For The Mavericks, this go-round is a shot at that second act that F. Scott Fitzgerald was famous for once saying never happens. The band’s first chapter found them getting signed to MCA Nashville in the early ‘90s, when other neocountry acts like Lyle Lovett, Shelby Lynne, k.d. Lang and Dwight Yoakam were briefly given a seat at the Music Row table. For The Mavericks, success was significant in the shape of a handful of Top 40 country hits, CMA and Grammy awards and six studio albums before creative burnout and a degree of acrimony caused the band to splinter in 2004. With the members going separate ways, Malo went off and recoded six solo albums, never really expecting to see The Mavericks come back together. But he wound up missing the band than he thought he would.
“Everybody went their separate ways and then a few years went by and I was making solo records. I felt myself more and more, after every record, just thinking to myself that I wish The Mavericks were playing this song or I’d wish that we’d do a gig every once in a while. And the more solo records that I made, the more they started to sound like Mavericks songs,” Malo said. “I tried so hard to get away from it but then you just get to a point where you realize that maybe this our thing and maybe this is something that’s special. I think for a while when you’re burnt out, you don’t have perspective. So fast forward, I really kept missing the band. I had a conversation with my friends over at Big Machine, Alison Jones and asked her what she thought if we made a Mavericks record because I had these songs that sounded like it could be a Mavericks record and it was the In Time record. They were all for it and that was it.”
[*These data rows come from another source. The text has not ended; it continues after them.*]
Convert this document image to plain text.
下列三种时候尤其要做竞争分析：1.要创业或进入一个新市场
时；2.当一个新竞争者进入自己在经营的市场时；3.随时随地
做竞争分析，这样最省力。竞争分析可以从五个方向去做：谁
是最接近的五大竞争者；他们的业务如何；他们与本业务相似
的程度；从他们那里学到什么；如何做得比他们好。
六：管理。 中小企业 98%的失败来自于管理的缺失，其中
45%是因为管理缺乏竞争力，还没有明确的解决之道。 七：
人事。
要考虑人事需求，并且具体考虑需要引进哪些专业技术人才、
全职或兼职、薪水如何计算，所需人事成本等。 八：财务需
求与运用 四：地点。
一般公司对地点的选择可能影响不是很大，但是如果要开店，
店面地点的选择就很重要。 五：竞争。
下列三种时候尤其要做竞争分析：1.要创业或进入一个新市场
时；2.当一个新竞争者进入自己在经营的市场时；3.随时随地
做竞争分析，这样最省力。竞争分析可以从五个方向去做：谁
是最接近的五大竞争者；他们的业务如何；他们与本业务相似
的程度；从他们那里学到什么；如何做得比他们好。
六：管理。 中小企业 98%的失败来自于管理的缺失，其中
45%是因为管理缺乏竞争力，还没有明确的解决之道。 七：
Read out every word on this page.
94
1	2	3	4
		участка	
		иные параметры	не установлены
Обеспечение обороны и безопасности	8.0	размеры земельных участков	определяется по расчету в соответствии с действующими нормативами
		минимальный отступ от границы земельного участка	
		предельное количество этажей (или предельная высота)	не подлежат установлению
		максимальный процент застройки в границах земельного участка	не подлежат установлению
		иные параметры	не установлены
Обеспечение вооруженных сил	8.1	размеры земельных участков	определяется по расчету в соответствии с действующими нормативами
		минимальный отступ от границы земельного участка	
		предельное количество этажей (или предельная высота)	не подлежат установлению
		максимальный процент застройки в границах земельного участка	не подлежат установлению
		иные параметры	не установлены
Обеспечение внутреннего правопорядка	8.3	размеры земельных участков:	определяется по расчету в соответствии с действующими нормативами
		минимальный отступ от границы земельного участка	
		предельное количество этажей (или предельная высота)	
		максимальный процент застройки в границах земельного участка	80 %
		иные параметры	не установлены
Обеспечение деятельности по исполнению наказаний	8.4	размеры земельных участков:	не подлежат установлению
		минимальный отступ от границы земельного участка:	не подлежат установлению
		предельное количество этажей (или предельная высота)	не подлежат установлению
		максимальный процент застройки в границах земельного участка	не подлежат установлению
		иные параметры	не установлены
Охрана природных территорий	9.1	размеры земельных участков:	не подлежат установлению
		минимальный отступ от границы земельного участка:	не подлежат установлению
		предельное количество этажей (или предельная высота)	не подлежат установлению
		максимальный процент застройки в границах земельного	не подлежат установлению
Currently calling Nashville home, Malo admits it’s a bit different this time for The Mavericks as far as the country music industry goes. And while Taylor Swift is a labelmate, he’s realistic enough to know that the door to mainstream country music airplay isn’t going to be swinging open for his band any time soon. But having been down this path before, he’s at peace with the position The Mavericks currently occupy.
“We get a lot of movie and TV placement, so there are other ways for us to still have a hit record. It’s just not going to be conventional and not going to be the way it used to be,” he admitted. “But that’s okay, because that’s our own doing. I don’t want to do this any other way and at the end of the day, we did it the way we wanted to do it. And that counts for something.”